Can $3 billion cure everything?
“Cure all diseases” is a pretty grand ambition, but no one ever accused Mark Zuckerberg of thinking small. This lofty goal is the aim of the Chan Zuckerberg Initiative: a $3 billion effort to conquer all the ailments that plague our lives, beginning with a $600 million research center in San Francisco called the Biohub, organized as a joint effort among Stanford, UCSF and UC-Berkeley (The Verge
). Big-buck philanthropic moonshots have a mixed track record: Zuckerberg himself stumbled earlier in his career when he pumped $100 million into Newark’s schools
without thinking things through carefully enough. Older and perhaps wiser, Zuckerberg this time around is counseling patience: He and his spouse, Priscilla Chan, aim to eliminate disease in their children’s lifetime, so they’re giving themselves some decades. Zuckerberg isn’t the only big name out there promising health breakthroughs: Joe Biden is leading a national charge on cancer, in all its forms, and Microsoft is touting a research effort
to learn how to reprogram cancer cells within 10 years. Let a thousand basic-research gardens bloom—particularly when they make their findings open and public.
The company that makes the machines that read your DNA. If you have ever had your DNA information analyzed, the devices that performed the test were probably made by Illumina — a $25 billion biotech giant profiled in Fast Company. Illumina has brought the cost of gene sequencing down from hundreds of millions of dollars to mere thousands today; the pace outruns Moore’s Law, the famous principle that has governed progress in computing. Illumina also has spun out two high-profile startups: Helix, which is trying to build an app store for gene-sequencing tools, and Grail Bio, which is developing cancer-screening tests. (Read NewCo editor-in-chief John Battelle’s interview with Grail CEO Jeff Huber here.) But now Illumina’s customers, the companies that buy its equipment, fear that it might try to compete with them. That leaves Illumina trying to figure out how to grow an ecosystem in which it can prosper along with those customers. Of course, it’s a lot easier to resolve such dilemmas when markets are this new, and growing this fast.

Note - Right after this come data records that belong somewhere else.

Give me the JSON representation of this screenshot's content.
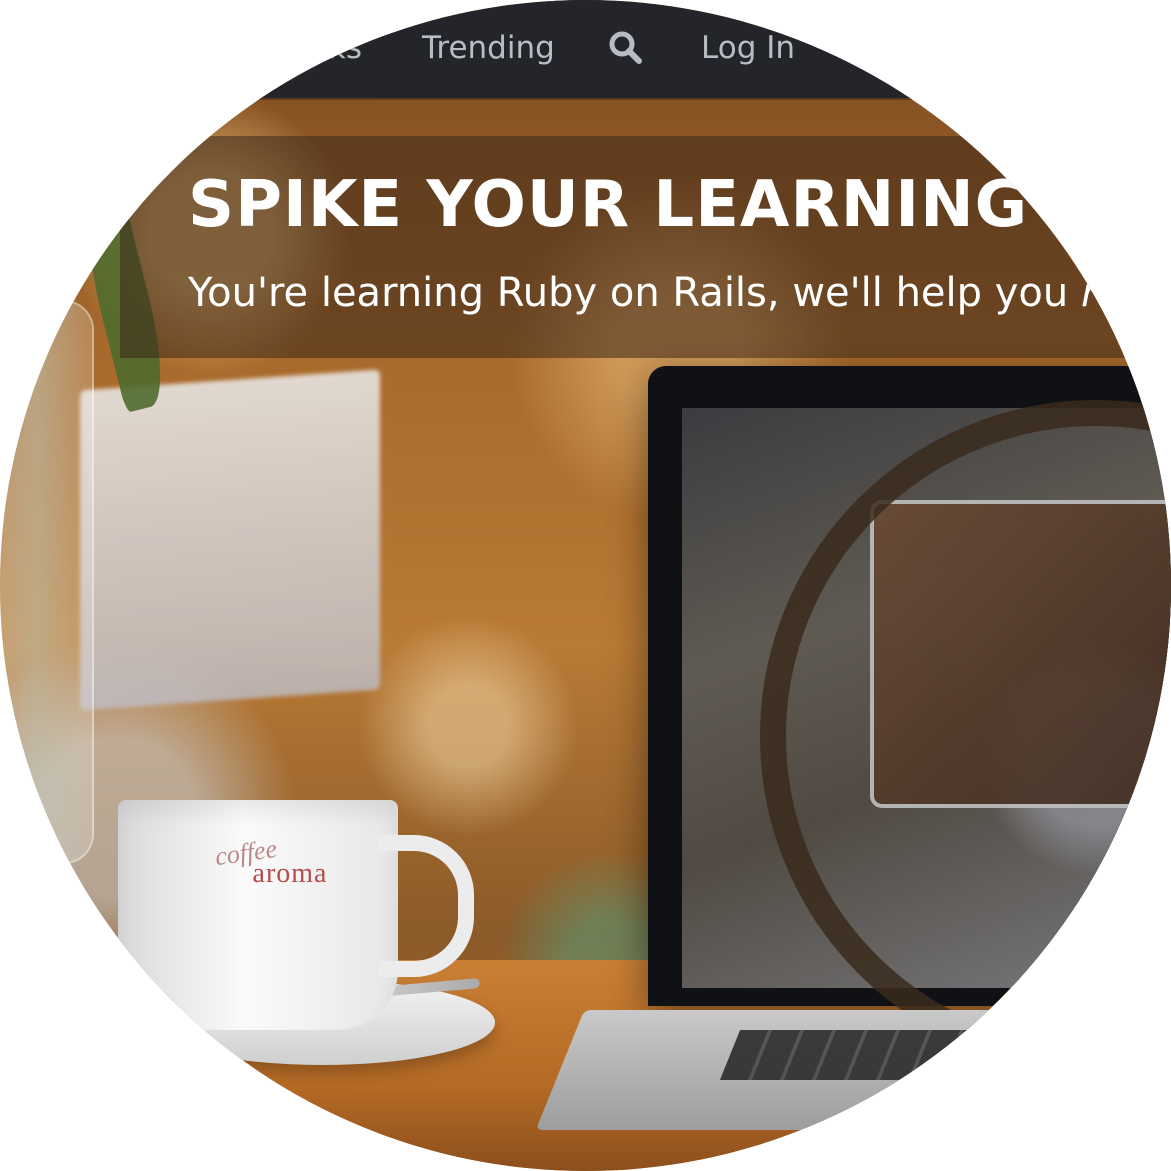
{
  "topnav": {
    "items": [
      {
        "label": "ks"
      },
      {
        "label": "Trending"
      },
      {
        "label": "Log In"
      }
    ],
    "search_icon": "search-icon",
    "background": "#23252a",
    "text_color": "#b9bcc2"
  },
  "hero": {
    "title": "SPIKE YOUR LEARNING",
    "subtitle_main": "You're learning Ruby on Rails, we'll help you ",
    "subtitle_emphasis": "re",
    "band_color": "rgba(60,40,25,0.55)"
  },
  "photo": {
    "cup_brand_script": "coffee",
    "cup_brand": "aroma"
  }
}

Another day, another data breach. Yahoo is expected today to confirm reports from last month that hundreds of millions of its users had their data compromised (Recode). That’s lousy news for the hobbling Web giant, which is in the middle of navigating its acquisition by Verizon. The rest of us will probably go about our business; after Target and LinkedIn and countless other giant data-spills, we’ve all become pretty ¯\_(ツ)_/¯ about the phenomenon. While Yahoo struggles to clean up its mess, we should think harder about how thoroughly we’ve tied our digital lives to something as flimsy as an e-mail address/password combo. We need a better, safer, more reliable and convenient identity system. Bring on the biometrics!
Wells Fargo fired its whistleblowers. It was bad enough to learn about Wells Fargo’s history of opening fake accounts for real customers to meet sales quotas. Now we’re learning about Wells employees who tried to blow the whistle on this practice — and lost their jobs as a result (CNN). That suggests a deeper problem at the bank, one that may not be solvable without some larger change. Bank critic Sen. Elizabeth Warren (D-Mass.) told Wells CEO John Stumpf, who was testifying before a congressional committee, that he should resign. Even such high-profile turnover won’t make much of a difference, though, unless somebody — a new CEO, a board intervention, shareholder revolt, all of the above — sets out to change a company culture that clearly took a wrong turn.